Photo: Pete Souza/The White House

Obama’s Soviet-style Media Control. Photo by Official State-Approved Photographer Pete Souza/The White House

Major media organizations protest against being shut out of president’s events in favor of official photographer

 writes:  Barack Obama’s White House has been accused of producing Soviet-style propaganda by press photographers who are furious at being denied access to the US president.

Mr Obama’s aides routinely block independent photographers from capturing him at work, before distributing flattering pictures shot by Pete Souza, his official photographer.

During a tense meeting at the White House, the practice was described by Doug Mills, a veteran photographer for The New York Times, as “just like TASS,” the Soviet Union state news agency.

More than 30 major US media organisations and the leading US press photographers’ union have protested against being barred from covering Mr Obama in an open letter to his press secretary.

“Journalists are routinely being denied the right to photograph or videotape the president while he is performing his official duties,” said the letter, which was delivered to Jay Carney.

“As surely as if they were placing a hand over a journalist’s camera lens, officials in this administration are blocking the public from having an independent view of important functions of the executive branch of government.”

Aides to Mr Obama stress that US administrations and the press corps have been arguing about access to the commander-in-chief for several decades.

However, they have been accused of shutting out journalists more frequently than ever before. On the very first day of Mr Obama’s presidency, he retook the oath of office behind closed doors after stumbling over his words during his inauguration ceremony.

And his White House has taken advantage of social media such as Twitter, Facebook and Flickr, to publish an unprecedented number of officially-approved pictures.
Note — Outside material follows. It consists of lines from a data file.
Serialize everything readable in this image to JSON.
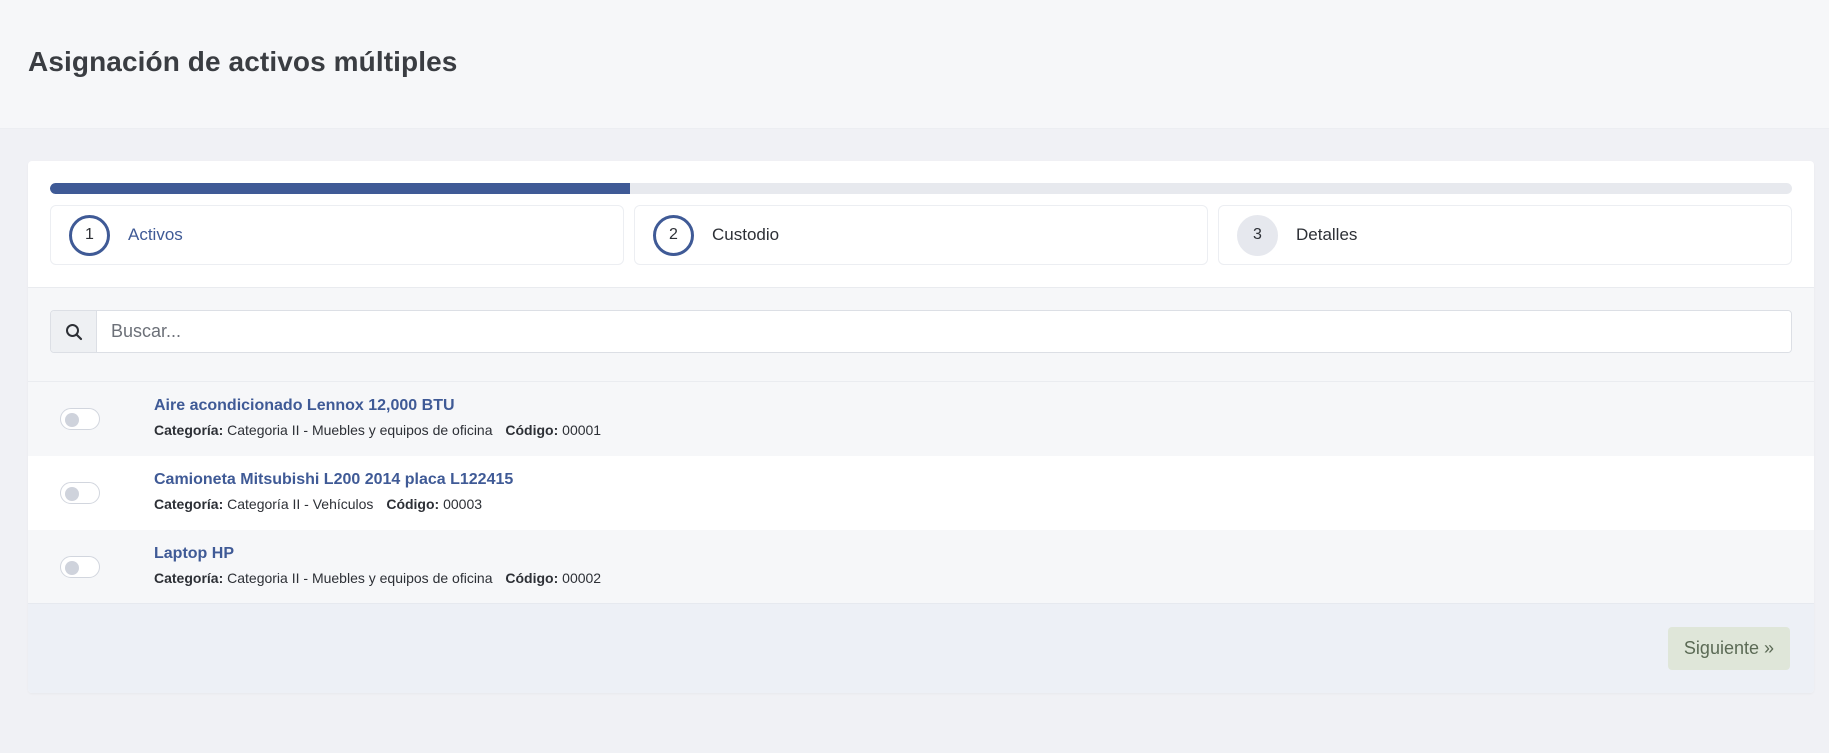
{
  "page": {
    "title": "Asignación de activos múltiples"
  },
  "wizard": {
    "progress_fraction": 0.333,
    "steps": [
      {
        "number": "1",
        "label": "Activos",
        "state": "active"
      },
      {
        "number": "2",
        "label": "Custodio",
        "state": "current"
      },
      {
        "number": "3",
        "label": "Detalles",
        "state": "pending"
      }
    ]
  },
  "search": {
    "placeholder": "Buscar...",
    "value": "",
    "icon": "search-icon"
  },
  "labels": {
    "category": "Categoría:",
    "code": "Código:"
  },
  "assets": [
    {
      "name": "Aire acondicionado Lennox 12,000 BTU",
      "category": "Categoria II - Muebles y equipos de oficina",
      "code": "00001",
      "selected": false
    },
    {
      "name": "Camioneta Mitsubishi L200 2014 placa L122415",
      "category": "Categoría II - Vehículos",
      "code": "00003",
      "selected": false
    },
    {
      "name": "Laptop HP",
      "category": "Categoria II - Muebles y equipos de oficina",
      "code": "00002",
      "selected": false
    }
  ],
  "footer": {
    "next_label": "Siguiente »"
  },
  "colors": {
    "accent": "#3f5a96",
    "next_button_bg": "#dfe6d9"
  }
}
The protest letter from media groups accused them of “replacing independent photojournalism with visual press releases.”

Outlets such as USA Today and McClatchy newspapers have announced they will not publish the “hand-out” photographs distributed by the White House.

Editors said the policy would remain in place except for “very extraordinary circumstances” involving national security, such as when Mr Obama and senior colleagues were photographed in the White House situation room during the operation that killed Osama bin Laden in 2011.

Mr Carney said in a statement that Mr Obama’s press officials were “working to address some of the concerns raised”.

“We certainly do not believe that official photos released by the White House are a substitute for the work of independent journalists,” he said.

Mr Souza responded tartly to the criticism by posting to Twitter a picture he took on November 21 of seven photographers capturing the President signing a bill. Press photographers were again allowed into the Oval Office to capture Mr Obama as he signed a bill on November 27.

However the concessions were dismissed as a fig leaf by Mickey Osterreicher, general counsel for the National Press Photographers Association.

“We do not believe that this event or others that occurred after our letter are anything more than a thinly veiled attempt to trivialise our complaints by claiming that photographers are not being denied access,” Mr Osterreicher told The Daily Telegraph.